29/04/2026
On March 18, 2026, Athens International Airport became the scene of what the Associated Press described as an animal airlift, as a special Aegean Airlines charter flight from Abu Dhabi landed carrying 101 Greek evacuees and 45 of their cats and dogs — people who had been trapped by the escalating US-Israeli conflict with Iran and couldn't find a single commercial flight that would accept their animals in cabin or cargo, forcing them to choose between leaving their home and leaving their pets.
The Greek government organized the flight after the interior and foreign ministries spent days working through the logistics, with the Interior Ministry's Special Secretary for the Protection of Companion Animals stating plainly that pets are part of families and that the goal was for animals and people to return home safely together.
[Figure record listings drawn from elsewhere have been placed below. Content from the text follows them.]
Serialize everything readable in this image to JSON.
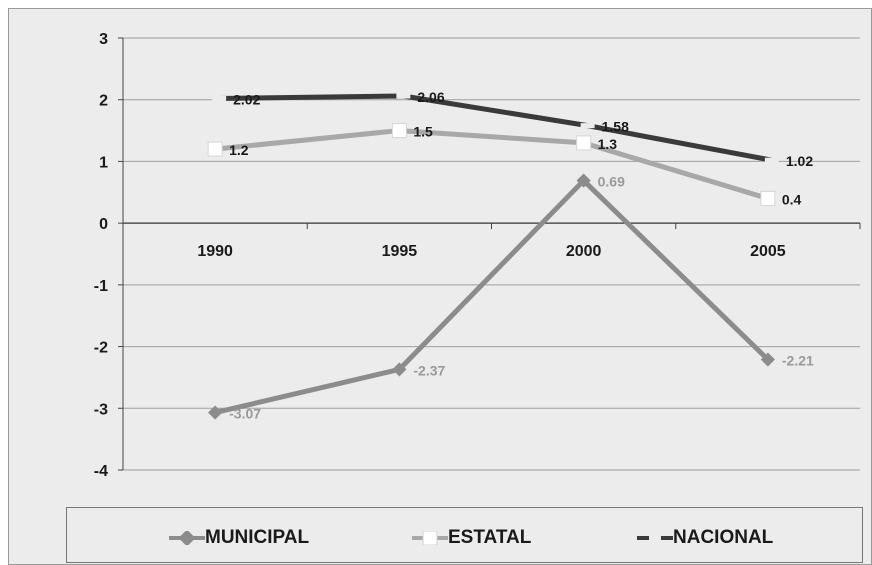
{
  "chart_data": {
    "type": "line",
    "categories": [
      "1990",
      "1995",
      "2000",
      "2005"
    ],
    "ylim": [
      -4,
      3
    ],
    "yticks": [
      3,
      2,
      1,
      0,
      -1,
      -2,
      -3,
      -4
    ],
    "grid": true,
    "legend_position": "bottom",
    "series": [
      {
        "name": "MUNICIPAL",
        "values": [
          -3.07,
          -2.37,
          0.69,
          -2.21
        ],
        "labels": [
          "-3.07",
          "-2.37",
          "0.69",
          "-2.21"
        ],
        "color": "#8c8c8c",
        "marker": "diamond"
      },
      {
        "name": "ESTATAL",
        "values": [
          1.2,
          1.5,
          1.3,
          0.4
        ],
        "labels": [
          "1.2",
          "1.5",
          "1.3",
          "0.4"
        ],
        "color": "#a8a8a8",
        "marker": "square"
      },
      {
        "name": "NACIONAL",
        "values": [
          2.02,
          2.06,
          1.58,
          1.02
        ],
        "labels": [
          "2.02",
          "2.06",
          "1.58",
          "1.02"
        ],
        "color": "#3a3a3a",
        "marker": "dash"
      }
    ]
  }
}
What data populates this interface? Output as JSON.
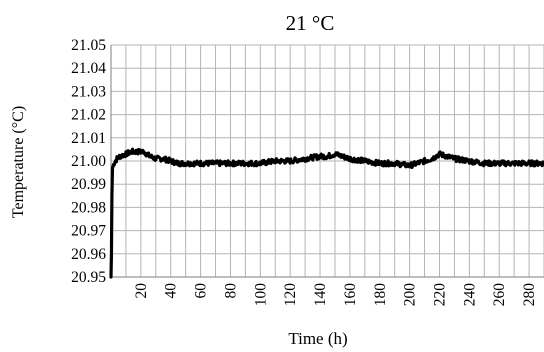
{
  "chart_data": {
    "type": "line",
    "title": "21 °C",
    "xlabel": "Time (h)",
    "ylabel": "Temperature (°C)",
    "ylim": [
      20.95,
      21.05
    ],
    "yticks": [
      "21.05",
      "21.04",
      "21.03",
      "21.02",
      "21.01",
      "21.00",
      "20.99",
      "20.98",
      "20.97",
      "20.96",
      "20.95"
    ],
    "xlim": [
      0,
      290
    ],
    "xticks": [
      "20",
      "40",
      "60",
      "80",
      "100",
      "120",
      "140",
      "160",
      "180",
      "200",
      "220",
      "240",
      "260",
      "280"
    ],
    "grid": true,
    "legend": "none",
    "series": [
      {
        "color": "#000000",
        "x": [
          0,
          0.3,
          0.6,
          1,
          2,
          4,
          6,
          10,
          14,
          18,
          22,
          26,
          30,
          35,
          40,
          45,
          50,
          60,
          70,
          80,
          90,
          100,
          110,
          120,
          130,
          140,
          145,
          150,
          155,
          160,
          170,
          180,
          190,
          200,
          210,
          215,
          220,
          225,
          230,
          240,
          250,
          260,
          270,
          280,
          290
        ],
        "y": [
          20.95,
          20.96,
          20.985,
          20.997,
          20.999,
          21.001,
          21.002,
          21.003,
          21.004,
          21.004,
          21.004,
          21.002,
          21.001,
          21.001,
          21.0,
          20.999,
          20.999,
          20.999,
          20.999,
          20.999,
          20.999,
          20.999,
          21.0,
          21.0,
          21.001,
          21.002,
          21.002,
          21.003,
          21.002,
          21.001,
          21.0,
          20.999,
          20.999,
          20.998,
          21.0,
          21.001,
          21.003,
          21.002,
          21.001,
          21.0,
          20.999,
          20.999,
          20.999,
          20.999,
          20.999
        ]
      }
    ]
  }
}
When the plane landed, the scene on the tarmac was described as unfiltered delight: small dogs burst from their travel crates and scrambled into their owners' arms, cats stunned by the Greek sunlight let nervous hands stroke them before beginning to purr, and passengers who had spent days under explosions and airspace closures broke into applause the moment the wheels touched down.
One passenger, who had rescued a 12-year-old terrier mix from a shelter in Abu Dhabi, said every other evacuation flight had treated pets as excess cargo — this one refused to leave anyone behind.